On comprend assez facilement l’effet destructeur des mauvaises notes sur la personnalité. Les mauvaises notes humilient et démotivent, cela a maintes fois été prouvé. Elle ne reflètent que très partiellement (et partialement) le niveau réel de l’élève et ne l’aident que très rarement à progresser.

Mais on sait moins que les « bonnes » notes, même si elles satisfont parents/professeurs et élèves sur le moment n’en ont pas moins des effets délétères à long terme. Dans le numéro 7 du magazine Pep’s, que j’ai découvert aux rencontres toulousaines, un grand dossier est consacré aux punitions et récompenses. Or, plus qu’une indication sur la qualité du travail fourni, la bonne note est d’abord une récompense. Ainsi, l’article qui m’a particulièrement fait réagir est La récompense des Bons élèves écrit par Brigitte Guimbal. Selon elle, « la satisfaction et l’approbation des enseignants créent chez cet élève le sentiment qu’il est plus facile et gratifiant d’être en relation avec des adultes qu’avec ses pairs, qui lui en veulent de « réussir mieux qu’eux ». Mais ce rapport aux adultes n’a rien d’une relation équilibrée. Il est basé sur le fait de leur plaire en répondant à leurs attentes. Les pairs, eux quand ils ne sont pas dans le rejet, manifestent plutôt de l’admiration, et il ne s’agit pas non plus d’une relation égalitaire ». 

Comme le remarque également l’universitaire Philippe Perrenoud (d’ailleurs cité dans Pep’s) dans cet article, il en coûte cher d’être « bon élève ». « Le prix est notamment :

  • du travail, donc du temps et de l’énergie soustraits à d’autres activités ;
  • du stress, de l’angoisse ;,
  • des exigences nouvelles ( » Peut mieux faire ! « ) ;
  • un contrat implicite (ne pas déchoir, ne pas décevoir maîtres et parents) ;
  • des tensions possibles avec une partie de ses camarades de classe ;
  • une allégeance inconditionnelle aux exigences de l’école ;
  • une accoutumance à la première place, avec la peur de la perdre. »

J’ai expérimenté bonnes et mauvaises notes dans mon parcours d’élève ; comme beaucoup de jeunes, mon degré de réussite était directement proportionnel à la qualité de ma relation avec l’enseignant.
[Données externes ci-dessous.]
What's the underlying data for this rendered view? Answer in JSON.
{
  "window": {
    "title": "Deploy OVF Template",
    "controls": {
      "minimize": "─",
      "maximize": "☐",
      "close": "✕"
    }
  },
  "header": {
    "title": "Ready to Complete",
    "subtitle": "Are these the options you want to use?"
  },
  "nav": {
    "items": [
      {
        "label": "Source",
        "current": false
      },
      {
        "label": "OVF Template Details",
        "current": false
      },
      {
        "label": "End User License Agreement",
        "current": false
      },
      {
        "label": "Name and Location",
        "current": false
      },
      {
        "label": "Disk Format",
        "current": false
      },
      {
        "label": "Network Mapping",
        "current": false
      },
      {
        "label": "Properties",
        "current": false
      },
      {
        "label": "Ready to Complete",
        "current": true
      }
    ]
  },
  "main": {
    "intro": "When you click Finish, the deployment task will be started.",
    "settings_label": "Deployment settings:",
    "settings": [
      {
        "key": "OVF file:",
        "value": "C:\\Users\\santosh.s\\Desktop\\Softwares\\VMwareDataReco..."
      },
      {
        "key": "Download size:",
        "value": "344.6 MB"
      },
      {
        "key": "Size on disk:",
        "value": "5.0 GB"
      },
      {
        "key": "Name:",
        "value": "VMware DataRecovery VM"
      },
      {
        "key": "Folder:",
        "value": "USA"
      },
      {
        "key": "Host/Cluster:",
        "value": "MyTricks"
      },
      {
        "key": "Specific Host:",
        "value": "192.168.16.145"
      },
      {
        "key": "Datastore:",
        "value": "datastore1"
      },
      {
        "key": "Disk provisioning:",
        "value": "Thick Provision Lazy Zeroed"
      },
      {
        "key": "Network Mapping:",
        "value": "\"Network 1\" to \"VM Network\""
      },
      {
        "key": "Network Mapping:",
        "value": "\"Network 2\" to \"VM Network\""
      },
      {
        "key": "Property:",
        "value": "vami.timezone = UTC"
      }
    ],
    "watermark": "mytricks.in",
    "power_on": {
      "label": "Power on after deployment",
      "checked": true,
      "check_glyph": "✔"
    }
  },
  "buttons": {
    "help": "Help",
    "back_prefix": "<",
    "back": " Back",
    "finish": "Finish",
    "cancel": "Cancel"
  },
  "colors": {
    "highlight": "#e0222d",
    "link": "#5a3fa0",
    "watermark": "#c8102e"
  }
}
A la fin de l’adolescence, l’école m’est devenue de plus en plus facile et je me suis mise à récolter de bons résultats sans trop me fatiguer. J’avais compris ce que les profs demandaient (par exemple, le bachotage qui consiste à chercher les bonnes copies des années précédentes pour s’en inspirer est une stratégie très payante). Etiquetée « grosse tête » j »ai expérimenté l’admiration des copains, l’approbation des profs, mais aussi la jalousie et le rejet de certains. Récolter une bonne note peut donner l’impression que l’intérêt des autres est directement lié à ses résultats, et même laisser planer un vague sentiment d’imposture, et l’envie d’en faire encore plus pour tenter de se prouver le contraire. En effet, le jugement étant dépendant de l’extérieur, il est toujours remis en question. Cette évaluation n’aide pas, je trouve, pour la construction de la confiance en soi et l’autonomie. Mes « bonnes notes » m’ont d’ailleurs menée à des choix universitaires pas franchement cohérents avec mes envies.
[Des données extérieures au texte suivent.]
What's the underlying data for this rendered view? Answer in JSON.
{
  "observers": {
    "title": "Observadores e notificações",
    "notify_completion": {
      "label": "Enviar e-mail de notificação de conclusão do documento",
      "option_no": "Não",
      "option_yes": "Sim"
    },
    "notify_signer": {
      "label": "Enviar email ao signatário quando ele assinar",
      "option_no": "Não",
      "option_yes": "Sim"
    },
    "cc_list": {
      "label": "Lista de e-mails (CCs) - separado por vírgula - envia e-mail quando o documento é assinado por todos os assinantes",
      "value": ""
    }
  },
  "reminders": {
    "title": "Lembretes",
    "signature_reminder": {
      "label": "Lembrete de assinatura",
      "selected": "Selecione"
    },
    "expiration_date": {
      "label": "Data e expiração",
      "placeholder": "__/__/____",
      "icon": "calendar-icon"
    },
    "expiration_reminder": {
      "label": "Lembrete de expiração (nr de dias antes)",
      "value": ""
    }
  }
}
Dans mon meilleur des mondes, il n’y aurait pas de notation quelconque en classe. Les adultes essaieraient de faire en sorte que l’image qu’on les enfants d’eux mêmes dépende moins des autres. L’évaluation serait faite par les élèves eux mêmes, aidés de leurs profs, personnes ressources plutôt que censeurs. Le dialogue permettrait de dégager des pistes de progrès et de trouver ensemble des moyens d’y parvenir. Cela prendrait du temps certes, mais serait surtout plus efficace et respectueux.

Dans la réalité, il est bien difficile d’échapper aux notes et appréciations dans sa scolarité. Certes, il n’y a pas de notes en maternelle, ni au CP ; pas de notes chiffrées en tout cas, mais souvent un système de couleurs comparable à celui prôné par l’actuelle ministre de l’éducation mais qui n’est pour moi qu’un nouvel habillage. Cela reste une évaluation qui dépend aussi principalement du jugement du maître. Avec pour résultat, mon fils qui répète en boucle « je suis nul » malgré un classeur rempli de points verts et que la moindre critique de sa maîtresse aurait tendance à fortement  perturber.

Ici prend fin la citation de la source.